Wir brauchen viel mehr Kompetenzvermittlung für digitale Medien, auch und vor allem für die Eltern. Außerdem brauchen wir eine gesellschaftliche Diskussion über die Frage, ob wir Social-Media-Apps erst ab 16 Jahren zulassen sollten. TikTok beispielsweise ist ab 13 – und „überprüft“ das durch eine einfache Abfrage des Geburtsdatums. Kontrolliert wird das nicht. Dass es in der App aber Funktionen für Live-Streaming oder Geldgeschenke gibt, die sogar TikTok selbst als „ab 16“ oder als „ab 18“ einstuft, wissen weder Kinder noch Eltern. Wir lassen den Digitalkonzernen derzeit aus Unwissenheit freien Lauf – und die verweigern sich aus Kostengründen oder mit dem Vorwand der angeblichen „Zensur“ einer effektiven Alters- oder Inhaltskontrolle.

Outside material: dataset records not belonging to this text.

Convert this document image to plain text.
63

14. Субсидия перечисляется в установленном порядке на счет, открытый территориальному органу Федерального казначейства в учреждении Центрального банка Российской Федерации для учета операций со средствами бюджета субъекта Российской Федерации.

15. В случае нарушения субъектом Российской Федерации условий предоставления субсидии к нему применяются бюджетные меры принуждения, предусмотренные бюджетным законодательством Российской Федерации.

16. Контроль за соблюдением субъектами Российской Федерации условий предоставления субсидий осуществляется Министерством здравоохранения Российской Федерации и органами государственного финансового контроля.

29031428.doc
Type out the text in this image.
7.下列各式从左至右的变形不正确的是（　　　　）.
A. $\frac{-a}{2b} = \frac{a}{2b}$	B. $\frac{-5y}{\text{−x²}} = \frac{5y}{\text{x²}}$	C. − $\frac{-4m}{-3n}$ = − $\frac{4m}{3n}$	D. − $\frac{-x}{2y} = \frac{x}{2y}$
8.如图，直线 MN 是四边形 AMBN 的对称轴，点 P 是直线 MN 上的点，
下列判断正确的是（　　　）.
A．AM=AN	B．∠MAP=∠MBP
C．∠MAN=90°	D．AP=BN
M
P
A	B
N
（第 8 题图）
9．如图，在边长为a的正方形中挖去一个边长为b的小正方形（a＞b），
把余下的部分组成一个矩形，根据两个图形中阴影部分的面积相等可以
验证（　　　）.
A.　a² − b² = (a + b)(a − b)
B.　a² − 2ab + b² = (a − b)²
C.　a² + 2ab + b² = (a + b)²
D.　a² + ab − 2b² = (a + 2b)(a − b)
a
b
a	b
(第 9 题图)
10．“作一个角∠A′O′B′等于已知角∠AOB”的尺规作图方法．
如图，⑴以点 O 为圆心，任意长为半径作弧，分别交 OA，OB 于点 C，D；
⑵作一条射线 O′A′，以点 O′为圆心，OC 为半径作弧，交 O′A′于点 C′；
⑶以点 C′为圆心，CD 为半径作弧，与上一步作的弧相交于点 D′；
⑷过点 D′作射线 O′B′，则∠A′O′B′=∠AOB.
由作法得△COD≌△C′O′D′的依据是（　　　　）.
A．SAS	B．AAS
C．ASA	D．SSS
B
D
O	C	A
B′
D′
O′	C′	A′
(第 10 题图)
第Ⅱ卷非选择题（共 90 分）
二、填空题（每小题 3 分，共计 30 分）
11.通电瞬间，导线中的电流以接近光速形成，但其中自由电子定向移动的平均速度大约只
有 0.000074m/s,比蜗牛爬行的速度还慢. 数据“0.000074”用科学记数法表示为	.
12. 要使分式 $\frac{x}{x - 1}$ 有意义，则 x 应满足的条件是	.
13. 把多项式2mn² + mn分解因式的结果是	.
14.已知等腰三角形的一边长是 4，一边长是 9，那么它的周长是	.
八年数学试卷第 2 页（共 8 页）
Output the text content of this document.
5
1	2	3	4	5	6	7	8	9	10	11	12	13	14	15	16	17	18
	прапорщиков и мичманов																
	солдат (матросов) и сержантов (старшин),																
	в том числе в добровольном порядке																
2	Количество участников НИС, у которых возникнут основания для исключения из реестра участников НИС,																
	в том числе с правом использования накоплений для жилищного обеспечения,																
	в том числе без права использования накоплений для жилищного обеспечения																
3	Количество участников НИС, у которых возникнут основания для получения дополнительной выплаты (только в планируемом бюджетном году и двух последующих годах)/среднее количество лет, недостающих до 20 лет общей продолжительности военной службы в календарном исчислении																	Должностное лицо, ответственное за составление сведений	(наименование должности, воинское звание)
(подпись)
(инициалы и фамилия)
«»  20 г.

Brauchen wir schärfere Gesetze?

Jeder Nachtclubbesitzer, jeder Casinochef, jeder Kinobetreiber muss sicherstellen, dass gesetzliche Altersgrenzen eingehalten werden, sonst kassiert er empfindliche Strafen. Genauso muss es für die Digitalkonzerne sein, die zu den reichsten Unternehmen der Welt gehören. Wir können nicht länger warten. Jede Nacht werden Kinder im Internet traumatisiert.

Was können Eltern tun?

Mit dem Smartphone so lange warten, wie es geht, und dafür Verbündete finden. Wenn die beste Freundin auch keines hat, hält man es besser aus. Das Handy von vornherein nachts aus den Schlafzimmern verbannen. Sich fit lesen und interessiert daran sein, womit sich die Kinder am Smartphone beschäftigen. Und zuallererst den Kindern versichern: „Ich werde dir nie aufgrund irgendwelcher Inhalte dein Handy wegnehmen.“ Denn nur Kinder, die keine Angst vor Strafe haben, werden mit schlimmen Erlebnissen zu ihren Eltern kommen. Wir müssen uns das Vertrauen unserer Kinder aktiv verdienen.